Most facilities have already invested in CCTV. The cameras are mounted, the cabling is run, the storage is paid for. What they don't have is anyone actually watching the feeds in real time. The footage gets reviewed after an incident, sometimes, if anyone remembers to pull it. The cameras are doing maybe 20% of what they could be doing for workplace safety.
HUB closes that gap by adding the watching part. The cameras stay where they are. The model runs alongside them, watches the feeds in real time, and surfaces the things that matter to the safety team. No rip-and-replace, no new hardware in most cases. The 20% becomes closer to 100%.
What HUB is
HUB is a video analytics platform built around generative AI. The interesting part isn't that it watches cameras; lots of products do that. The interesting part is that the detectors aren't pre-baked into a fixed set. You can describe a new hazard in plain language or show the model a handful of examples, and it'll learn to spot that thing.
That's the practical difference from the previous generation of rule-based video analytics. Rule-based systems do exactly what they were programmed to do and nothing else. HUB models adapt over time, learn the quirks of your specific site, and add new detectors as your needs change. The longer they run, the better they get.
For industries where the risks are varied and don't stay still, the adaptability is what makes the difference between a system that works for six months and one that's still useful three years in.
The no-code part
Most safety teams don't have ML engineers on call. If deploying a new detector required writing Python, hiring a vendor, or commissioning a research project, almost nobody would do it. HUB lets a safety officer or supervisor train a new detector from a text prompt or a handful of example images, in minutes, no code involved.
The mechanic underneath: instead of labelling thousands of bounding boxes per detector, you describe what you want or show the model 5-10 examples. The generative AI handles the rest. A new "missing extinguisher" detector for a particular bracket type? Five photos and you're running. A "ladder left unattended" detector for a specific area? Same thing.
The practical effect is that the cost of trying a new safety detection is small enough to actually try it. Most safety AI never gets used because the deployment cost is too high. Lowering that cost to "an afternoon" changes what's possible.
Plugging into the cameras you already have
HUB connects directly to standard CCTV feeds. RTSP, ONVIF, the protocols every IP camera speaks. You don't need new cameras; you don't need to rewire anything. The model pulls the feed, runs inference, and emits events to your existing alerting and reporting tools.
The interesting capability inside the model layer is natural language reasoning plus zero-shot recognition. The model can flag situations it hasn't been explicitly trained on if it can reason about them from the language description. That extends the detection surface beyond just the things you've labelled.
From a deployment standpoint, this is the easiest argument to make to operations. You're not asking them to rip out a working camera system. You're asking them to plug a model alongside it. The operations risk is low, the value capture is high.
What "real-time" actually means here
Real-time in this context means tens of milliseconds, not seconds. The model on an edge box next to the cameras processes each frame and flags events with low enough latency that the alert can drive an actual intervention rather than a post-event review.
For high-risk work, this matters. A worker stepping into an exclusion zone gets flagged and warned within a second or two, not after the next supervisor walk-through. That's a different kind of safety system than what was possible before; the response loop closes inside the window where intervention actually prevents incidents.

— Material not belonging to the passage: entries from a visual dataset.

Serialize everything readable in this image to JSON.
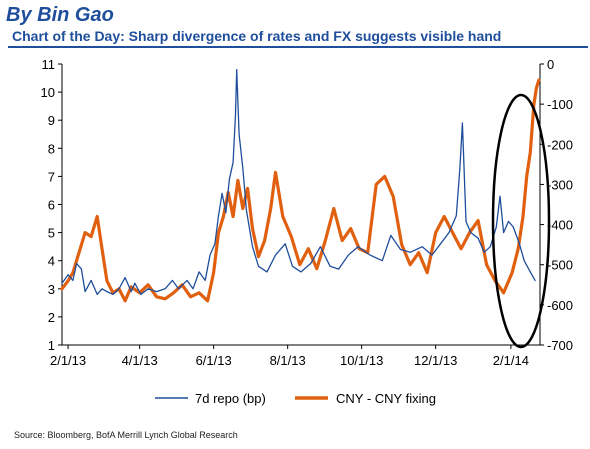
{
  "header": {
    "byline": "By Bin Gao",
    "title": "Chart of the Day: Sharp divergence of rates and FX suggests visible hand"
  },
  "source": "Source: Bloomberg, BofA Merrill Lynch Global Research",
  "chart_data": {
    "type": "line",
    "x_labels": [
      "2/1/13",
      "4/1/13",
      "6/1/13",
      "8/1/13",
      "10/1/13",
      "12/1/13",
      "2/1/14"
    ],
    "x_range": [
      "2013-01-27",
      "2014-02-25"
    ],
    "y_left": {
      "ticks": [
        "1",
        "2",
        "3",
        "4",
        "5",
        "6",
        "7",
        "8",
        "9",
        "10",
        "11"
      ],
      "range": [
        1,
        11
      ]
    },
    "y_right": {
      "ticks": [
        "0",
        "-100",
        "-200",
        "-300",
        "-400",
        "-500",
        "-600",
        "-700"
      ],
      "range": [
        -700,
        0
      ]
    },
    "grid": false,
    "legend": {
      "placement": "bottom"
    },
    "annotation": "ellipse-highlight",
    "series": [
      {
        "name": "7d repo (bp)",
        "axis": "left",
        "color": "#1f4e9c",
        "points": [
          [
            "2013-01-27",
            3.2
          ],
          [
            "2013-02-01",
            3.5
          ],
          [
            "2013-02-05",
            3.3
          ],
          [
            "2013-02-08",
            3.9
          ],
          [
            "2013-02-12",
            3.7
          ],
          [
            "2013-02-15",
            2.9
          ],
          [
            "2013-02-20",
            3.3
          ],
          [
            "2013-02-25",
            2.8
          ],
          [
            "2013-03-01",
            3.0
          ],
          [
            "2013-03-05",
            2.9
          ],
          [
            "2013-03-10",
            2.8
          ],
          [
            "2013-03-15",
            3.0
          ],
          [
            "2013-03-20",
            3.4
          ],
          [
            "2013-03-25",
            2.9
          ],
          [
            "2013-03-28",
            3.2
          ],
          [
            "2013-04-02",
            2.8
          ],
          [
            "2013-04-08",
            3.0
          ],
          [
            "2013-04-15",
            2.9
          ],
          [
            "2013-04-22",
            3.0
          ],
          [
            "2013-04-28",
            3.3
          ],
          [
            "2013-05-03",
            3.0
          ],
          [
            "2013-05-10",
            3.3
          ],
          [
            "2013-05-15",
            3.0
          ],
          [
            "2013-05-20",
            3.6
          ],
          [
            "2013-05-25",
            3.3
          ],
          [
            "2013-05-29",
            4.2
          ],
          [
            "2013-06-02",
            4.6
          ],
          [
            "2013-06-05",
            5.6
          ],
          [
            "2013-06-08",
            6.4
          ],
          [
            "2013-06-11",
            5.7
          ],
          [
            "2013-06-14",
            6.9
          ],
          [
            "2013-06-17",
            7.5
          ],
          [
            "2013-06-19",
            9.2
          ],
          [
            "2013-06-20",
            10.8
          ],
          [
            "2013-06-22",
            8.5
          ],
          [
            "2013-06-25",
            7.3
          ],
          [
            "2013-06-28",
            5.8
          ],
          [
            "2013-07-03",
            4.5
          ],
          [
            "2013-07-08",
            3.8
          ],
          [
            "2013-07-15",
            3.6
          ],
          [
            "2013-07-22",
            4.2
          ],
          [
            "2013-07-30",
            4.6
          ],
          [
            "2013-08-05",
            3.8
          ],
          [
            "2013-08-12",
            3.6
          ],
          [
            "2013-08-20",
            3.9
          ],
          [
            "2013-08-28",
            4.5
          ],
          [
            "2013-09-05",
            3.8
          ],
          [
            "2013-09-12",
            3.7
          ],
          [
            "2013-09-20",
            4.2
          ],
          [
            "2013-09-28",
            4.5
          ],
          [
            "2013-10-08",
            4.2
          ],
          [
            "2013-10-18",
            4.0
          ],
          [
            "2013-10-25",
            4.9
          ],
          [
            "2013-11-02",
            4.4
          ],
          [
            "2013-11-10",
            4.3
          ],
          [
            "2013-11-20",
            4.5
          ],
          [
            "2013-11-28",
            4.2
          ],
          [
            "2013-12-05",
            4.6
          ],
          [
            "2013-12-12",
            5.0
          ],
          [
            "2013-12-18",
            5.6
          ],
          [
            "2013-12-21",
            7.3
          ],
          [
            "2013-12-23",
            8.9
          ],
          [
            "2013-12-26",
            5.4
          ],
          [
            "2013-12-30",
            5.0
          ],
          [
            "2014-01-05",
            4.8
          ],
          [
            "2014-01-10",
            4.3
          ],
          [
            "2014-01-15",
            4.5
          ],
          [
            "2014-01-20",
            5.2
          ],
          [
            "2014-01-23",
            6.3
          ],
          [
            "2014-01-26",
            5.0
          ],
          [
            "2014-01-30",
            5.4
          ],
          [
            "2014-02-03",
            5.2
          ],
          [
            "2014-02-08",
            4.6
          ],
          [
            "2014-02-12",
            4.0
          ],
          [
            "2014-02-17",
            3.6
          ],
          [
            "2014-02-21",
            3.3
          ]
        ]
      },
      {
        "name": "CNY - CNY fixing",
        "axis": "right",
        "color": "#e06010",
        "points": [
          [
            "2013-01-27",
            -560
          ],
          [
            "2013-02-01",
            -540
          ],
          [
            "2013-02-05",
            -520
          ],
          [
            "2013-02-10",
            -470
          ],
          [
            "2013-02-15",
            -420
          ],
          [
            "2013-02-20",
            -430
          ],
          [
            "2013-02-25",
            -380
          ],
          [
            "2013-03-01",
            -460
          ],
          [
            "2013-03-05",
            -540
          ],
          [
            "2013-03-10",
            -570
          ],
          [
            "2013-03-15",
            -560
          ],
          [
            "2013-03-20",
            -590
          ],
          [
            "2013-03-25",
            -555
          ],
          [
            "2013-04-01",
            -570
          ],
          [
            "2013-04-08",
            -550
          ],
          [
            "2013-04-15",
            -580
          ],
          [
            "2013-04-22",
            -585
          ],
          [
            "2013-04-29",
            -570
          ],
          [
            "2013-05-06",
            -550
          ],
          [
            "2013-05-13",
            -580
          ],
          [
            "2013-05-20",
            -570
          ],
          [
            "2013-05-27",
            -590
          ],
          [
            "2013-06-01",
            -520
          ],
          [
            "2013-06-05",
            -420
          ],
          [
            "2013-06-09",
            -380
          ],
          [
            "2013-06-13",
            -320
          ],
          [
            "2013-06-17",
            -380
          ],
          [
            "2013-06-21",
            -290
          ],
          [
            "2013-06-25",
            -360
          ],
          [
            "2013-06-29",
            -310
          ],
          [
            "2013-07-03",
            -410
          ],
          [
            "2013-07-08",
            -480
          ],
          [
            "2013-07-13",
            -440
          ],
          [
            "2013-07-18",
            -360
          ],
          [
            "2013-07-22",
            -270
          ],
          [
            "2013-07-28",
            -380
          ],
          [
            "2013-08-04",
            -430
          ],
          [
            "2013-08-11",
            -500
          ],
          [
            "2013-08-18",
            -460
          ],
          [
            "2013-08-25",
            -510
          ],
          [
            "2013-09-01",
            -440
          ],
          [
            "2013-09-08",
            -360
          ],
          [
            "2013-09-15",
            -440
          ],
          [
            "2013-09-22",
            -410
          ],
          [
            "2013-09-29",
            -460
          ],
          [
            "2013-10-06",
            -470
          ],
          [
            "2013-10-13",
            -300
          ],
          [
            "2013-10-20",
            -280
          ],
          [
            "2013-10-27",
            -330
          ],
          [
            "2013-11-03",
            -450
          ],
          [
            "2013-11-10",
            -500
          ],
          [
            "2013-11-17",
            -470
          ],
          [
            "2013-11-24",
            -520
          ],
          [
            "2013-12-01",
            -420
          ],
          [
            "2013-12-08",
            -380
          ],
          [
            "2013-12-15",
            -420
          ],
          [
            "2013-12-22",
            -460
          ],
          [
            "2013-12-29",
            -420
          ],
          [
            "2014-01-05",
            -390
          ],
          [
            "2014-01-12",
            -500
          ],
          [
            "2014-01-19",
            -540
          ],
          [
            "2014-01-26",
            -570
          ],
          [
            "2014-02-02",
            -520
          ],
          [
            "2014-02-07",
            -460
          ],
          [
            "2014-02-11",
            -380
          ],
          [
            "2014-02-14",
            -280
          ],
          [
            "2014-02-17",
            -220
          ],
          [
            "2014-02-20",
            -100
          ],
          [
            "2014-02-22",
            -60
          ],
          [
            "2014-02-24",
            -40
          ]
        ]
      }
    ]
  }
}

Over time, the model gets better at the specific quirks of each deployment, and the safety team gets better at tuning the alert thresholds. The system isn't static; it's a tool that the safety function uses, improves, and extends.
AI safety video analytics isn't a science-fiction idea anymore. It's working at real sites today, doing real work. The teams that started early have a head start; the model is well-tuned, the workforce has adapted, the data flywheel is producing useful insights. Teams getting started now will reach the same place faster than the early adopters did, because the technology is more mature.
The longer view is human-AI collaboration in safety. The human safety team isn't going anywhere; what changes is the leverage they have. Better visibility, faster signals, richer data. The cameras you already have, doing the work they should have been doing all along.